The Tribunal first assessed who Mr Collins’ clients were and concluded that Mr Collins or his firm were variously acting for Mrs W, Mrs M, Mrs M’s partner and Mr M’s brother. The Tribunal noted there was a clear divergence of interests between those parties in relation to the first sale. Mrs W was never given independent advice and the evidence was that she was kept away from the auction because it would be upsetting to her. The Tribunal held that after the resale of the property, Mr Collins should have considered if Mrs M was in breach of her fiduciary duties to Mrs W, particularly in light of the email he had received from Mrs H. The Tribunal held that Mr Collins took little or no time to weigh the information in Mrs H’s email. An aggravating feature was that payments from Mr Collins’ firm were paid into a joint account to which both Mrs W and Mrs M had access at Mrs M’s request (although the Tribunal noted this was common practice when an EPOA is in effect). The Tribunal also noted that Mr Collins erred in witnessing the amended EPOA as he could no longer certify himself as independent (having acted for Mrs M on the first sale).
The Tribunal did not find that Mr Collins’ failure to recognise and respond to the conflicts involved a reckless disregard for the Rules. However, the Tribunal accepted that a reasonable member of the public informed of the circumstances of the case “would be deeply concerned about Mr Collins’ failure to spot what we have referred to as red flags and discernible conflicts”. The Tribunal did not find the conduct reflected on Mr Collins’ fitness to practise, but considered it would bring the profession into disrepute in the eyes of a reasonable member of the public.
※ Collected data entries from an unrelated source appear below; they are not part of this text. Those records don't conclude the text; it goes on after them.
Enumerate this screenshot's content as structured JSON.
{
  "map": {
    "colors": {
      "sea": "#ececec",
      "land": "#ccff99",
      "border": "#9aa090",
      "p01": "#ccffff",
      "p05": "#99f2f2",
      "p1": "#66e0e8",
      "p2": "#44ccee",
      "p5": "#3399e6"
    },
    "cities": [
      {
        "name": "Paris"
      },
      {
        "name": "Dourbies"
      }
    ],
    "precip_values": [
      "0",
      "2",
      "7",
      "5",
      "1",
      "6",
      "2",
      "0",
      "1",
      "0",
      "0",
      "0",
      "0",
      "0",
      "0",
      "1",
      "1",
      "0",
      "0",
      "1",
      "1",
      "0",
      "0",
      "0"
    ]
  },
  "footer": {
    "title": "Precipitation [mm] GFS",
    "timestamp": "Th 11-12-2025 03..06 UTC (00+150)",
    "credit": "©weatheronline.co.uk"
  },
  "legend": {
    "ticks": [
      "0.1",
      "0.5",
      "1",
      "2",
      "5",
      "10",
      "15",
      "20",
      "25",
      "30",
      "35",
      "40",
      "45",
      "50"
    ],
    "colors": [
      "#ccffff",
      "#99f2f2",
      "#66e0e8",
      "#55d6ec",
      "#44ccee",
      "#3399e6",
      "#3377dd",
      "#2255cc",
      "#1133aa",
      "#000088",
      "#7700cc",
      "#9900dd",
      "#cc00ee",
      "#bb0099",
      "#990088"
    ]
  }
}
In its penalty decision, the Tribunal referred to Mr Collins’ conduct as involving “serious defaults, albeit unintentional”. The Tribunal noted that Mr Collins had now retired and had had a long and successful career (other than one previous finding of unsatisfactory conduct). It noted there were no public protection concerns and fined Mr Collins $8,000 and censured him. He was also ordered to pay costs to the New Zealand Law Society.